The events I'm about to describe all happened during the twilight of my first important relationship, a peculiar stage during which neither of you is sure exactly what it is you've got. Is it over, is it a break, should we still talk, do we see other people? A sad and confusing time, but because life never has actual fade-outs or curtains that conveniently close at the appropriate moment, you go on, making up the rules as you go along.

These were the circumstances under which my sort of but maybe not quite ex-girlfriend invited me to visit her for the weekend in Boston. This was after the years we had spent in Grand Rapids, Michigan (don't ask: like living inside of an iceberg run by Puritans) and Providence but before she moved to New York. Now, she had somehow gotten a job with a lecture tour agency that arranged for speakers to appear at colleges and special events. The weekend she had in mind was one in which her agency would be escorting the infamous Dr. Hunter S. Thompson to a speaking engagement at a nearby university and this promised to be fun and exciting. At the very least, she promised, I'd get to see him speak at this event and that in itself should be entertaining.

So I packed and set off for Boston by train, as I was still over another 20 years from setting foot on an airplane. If anyone ever asks you, it's a long ride from Philadelphia. But one during which you get to do a lot of thinking. Just what was involved with "escorting" Dr. Thompson? And how close would you want to get? I had read Fear and Loathing in Las Vegas during its original serial publication in Rolling Stone and was more than a little confused by it.

The drawings didn't help, either.

This was the guy who, at the end of a scathing reply to a letter in the same magazine, capped it off with the endearment, "May God have mercy on your doomed ass." The guy who wrote, “The music business is a cruel and shallow money trench, a long plastic hallway where thieves and pimps run free, and good men die like dogs. There's also a negative side.” The guy who went toe-to-toe with Nixon, for cryin’ out loud. What was I letting myself in for?

Not to mention the fact that I had very little personal experience with drugs. I mean, taking drugs. I knew people took them – I’d seen them take them. But I didn’t know what the difference was between uppers and downers and the laudanum inspired visions of Fear and Loathing were something I had to take the good Doctor’s word for. The closest I could come to them were those sparkly kaleidoscopic designs you’d get when you’d push your eyeballs in. Would he spike our drinks with mescaline and leave us alone to beat the bats away? Maybe this hadn’t been such a good idea after all.

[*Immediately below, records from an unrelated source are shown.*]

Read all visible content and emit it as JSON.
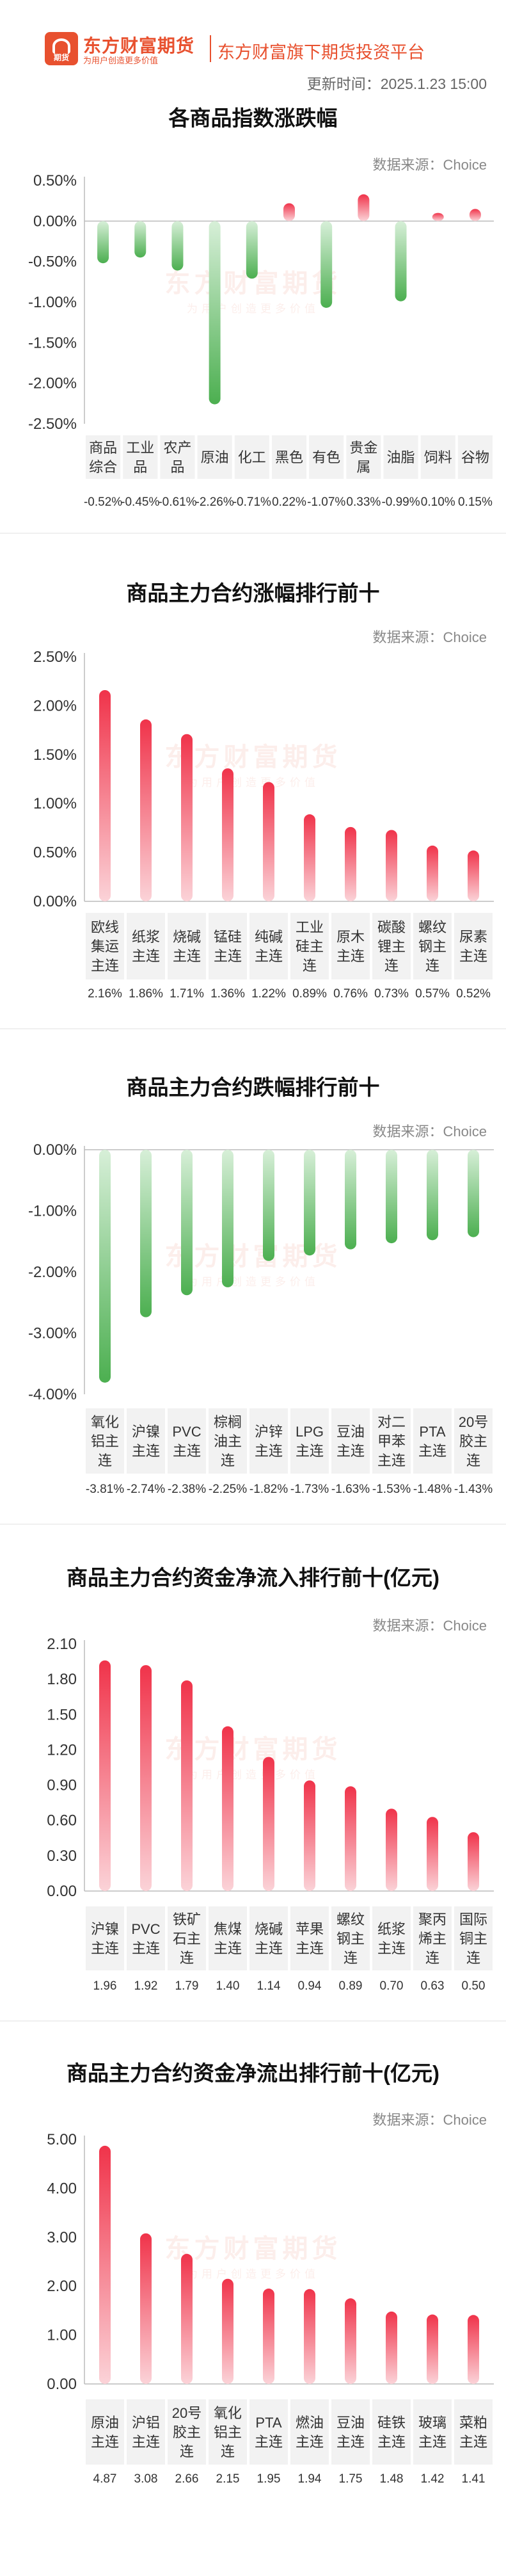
{
  "header": {
    "logo_mini_text": "期货",
    "brand_name": "东方财富期货",
    "brand_slogan": "为用户创造更多价值",
    "platform_name": "东方财富旗下期货投资平台",
    "update_time": "更新时间：2025.1.23 15:00"
  },
  "watermark": {
    "main": "东方财富期货",
    "sub": "为用户创造更多价值"
  },
  "colors": {
    "brand": "#e8512f",
    "up": "#f0334a",
    "down": "#4caf50",
    "axis_text": "#333333",
    "label_bg": "#f2f2f2"
  },
  "chart_data": [
    {
      "type": "bar",
      "title": "各商品指数涨跌幅",
      "source": "数据来源：Choice",
      "unit": "percent",
      "categories": [
        "商品\n综合",
        "工业\n品",
        "农产\n品",
        "原油",
        "化工",
        "黑色",
        "有色",
        "贵金\n属",
        "油脂",
        "饲料",
        "谷物"
      ],
      "values": [
        -0.52,
        -0.45,
        -0.61,
        -2.26,
        -0.71,
        0.22,
        -1.07,
        0.33,
        -0.99,
        0.1,
        0.15
      ],
      "value_labels": [
        "-0.52%",
        "-0.45%",
        "-0.61%",
        "-2.26%",
        "-0.71%",
        "0.22%",
        "-1.07%",
        "0.33%",
        "-0.99%",
        "0.10%",
        "0.15%"
      ],
      "yticks": [
        0.5,
        0.0,
        -0.5,
        -1.0,
        -1.5,
        -2.0,
        -2.5
      ],
      "ytick_labels": [
        "0.50%",
        "0.00%",
        "-0.50%",
        "-1.00%",
        "-1.50%",
        "-2.00%",
        "-2.50%"
      ],
      "ylim": [
        -2.5,
        0.5
      ]
    },
    {
      "type": "bar",
      "title": "商品主力合约涨幅排行前十",
      "source": "数据来源：Choice",
      "unit": "percent",
      "categories": [
        "欧线\n集运\n主连",
        "纸浆\n主连",
        "烧碱\n主连",
        "锰硅\n主连",
        "纯碱\n主连",
        "工业\n硅主\n连",
        "原木\n主连",
        "碳酸\n锂主\n连",
        "螺纹\n钢主\n连",
        "尿素\n主连"
      ],
      "values": [
        2.16,
        1.86,
        1.71,
        1.36,
        1.22,
        0.89,
        0.76,
        0.73,
        0.57,
        0.52
      ],
      "value_labels": [
        "2.16%",
        "1.86%",
        "1.71%",
        "1.36%",
        "1.22%",
        "0.89%",
        "0.76%",
        "0.73%",
        "0.57%",
        "0.52%"
      ],
      "yticks": [
        2.5,
        2.0,
        1.5,
        1.0,
        0.5,
        0.0
      ],
      "ytick_labels": [
        "2.50%",
        "2.00%",
        "1.50%",
        "1.00%",
        "0.50%",
        "0.00%"
      ],
      "ylim": [
        0,
        2.5
      ]
    },
    {
      "type": "bar",
      "title": "商品主力合约跌幅排行前十",
      "source": "数据来源：Choice",
      "unit": "percent",
      "categories": [
        "氧化\n铝主\n连",
        "沪镍\n主连",
        "PVC\n主连",
        "棕榈\n油主\n连",
        "沪锌\n主连",
        "LPG\n主连",
        "豆油\n主连",
        "对二\n甲苯\n主连",
        "PTA\n主连",
        "20号\n胶主\n连"
      ],
      "values": [
        -3.81,
        -2.74,
        -2.38,
        -2.25,
        -1.82,
        -1.73,
        -1.63,
        -1.53,
        -1.48,
        -1.43
      ],
      "value_labels": [
        "-3.81%",
        "-2.74%",
        "-2.38%",
        "-2.25%",
        "-1.82%",
        "-1.73%",
        "-1.63%",
        "-1.53%",
        "-1.48%",
        "-1.43%"
      ],
      "yticks": [
        0.0,
        -1.0,
        -2.0,
        -3.0,
        -4.0
      ],
      "ytick_labels": [
        "0.00%",
        "-1.00%",
        "-2.00%",
        "-3.00%",
        "-4.00%"
      ],
      "ylim": [
        -4.0,
        0
      ]
    },
    {
      "type": "bar",
      "title": "商品主力合约资金净流入排行前十(亿元)",
      "source": "数据来源：Choice",
      "unit": "亿元",
      "categories": [
        "沪镍\n主连",
        "PVC\n主连",
        "铁矿\n石主\n连",
        "焦煤\n主连",
        "烧碱\n主连",
        "苹果\n主连",
        "螺纹\n钢主\n连",
        "纸浆\n主连",
        "聚丙\n烯主\n连",
        "国际\n铜主\n连"
      ],
      "values": [
        1.96,
        1.92,
        1.79,
        1.4,
        1.14,
        0.94,
        0.89,
        0.7,
        0.63,
        0.5
      ],
      "value_labels": [
        "1.96",
        "1.92",
        "1.79",
        "1.40",
        "1.14",
        "0.94",
        "0.89",
        "0.70",
        "0.63",
        "0.50"
      ],
      "yticks": [
        2.1,
        1.8,
        1.5,
        1.2,
        0.9,
        0.6,
        0.3,
        0.0
      ],
      "ytick_labels": [
        "2.10",
        "1.80",
        "1.50",
        "1.20",
        "0.90",
        "0.60",
        "0.30",
        "0.00"
      ],
      "ylim": [
        0,
        2.1
      ]
    },
    {
      "type": "bar",
      "title": "商品主力合约资金净流出排行前十(亿元)",
      "source": "数据来源：Choice",
      "unit": "亿元",
      "categories": [
        "原油\n主连",
        "沪铝\n主连",
        "20号\n胶主\n连",
        "氧化\n铝主\n连",
        "PTA\n主连",
        "燃油\n主连",
        "豆油\n主连",
        "硅铁\n主连",
        "玻璃\n主连",
        "菜粕\n主连"
      ],
      "values": [
        4.87,
        3.08,
        2.66,
        2.15,
        1.95,
        1.94,
        1.75,
        1.48,
        1.42,
        1.41
      ],
      "value_labels": [
        "4.87",
        "3.08",
        "2.66",
        "2.15",
        "1.95",
        "1.94",
        "1.75",
        "1.48",
        "1.42",
        "1.41"
      ],
      "yticks": [
        5.0,
        4.0,
        3.0,
        2.0,
        1.0,
        0.0
      ],
      "ytick_labels": [
        "5.00",
        "4.00",
        "3.00",
        "2.00",
        "1.00",
        "0.00"
      ],
      "ylim": [
        0,
        5.0
      ]
    }
  ]
}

And what was going on with my relationship? How am I supposed to behave now? Do we kiss? Is it just a friendly kiss? What about sex? Like most men in my situation, I figured, well, surely that's still acceptable. I can just keep the kisses noncommittal. Just follow her lead, son, follow her lead, I thought. See where it goes.

I hadn’t heard any talk about another boyfriend, or even a date, for that matter. Unless she was just trying to spare my feelings, which I supposed was possible. But it was certainly reasonable to assume that with her in Boston, me in Philadelphia, and the relationship being what it was, she could well be involved with someone. But then, why invite me? Between worrying about this, the ether-binging Doctor, and the usual cast of idiosyncratic fears, I arrived in Boston a jittery shell that jumped at the least provocation.

She met me at the train and seemed pleased to see me. Maybe there’s no other boyfriend after all, I thought. When we got back to her apartment, she began to show me some of the poetry she had recently had success in publishing. She, like me, had hopes of accomplishing something in the way of writing and it was beginning to look as if she was winning the race. She pulled out a number of small press publications and, most impressively, a collection of poems that had each been printed on its own separate page, unbound on quality paper, and each page a different color.

It was all quite a display and I was more than a little jealous.

It was only after reading these new and unfamiliar poems a handful of times that it began to sink in that most of them seemed to be meditations on the subject of lesbianism.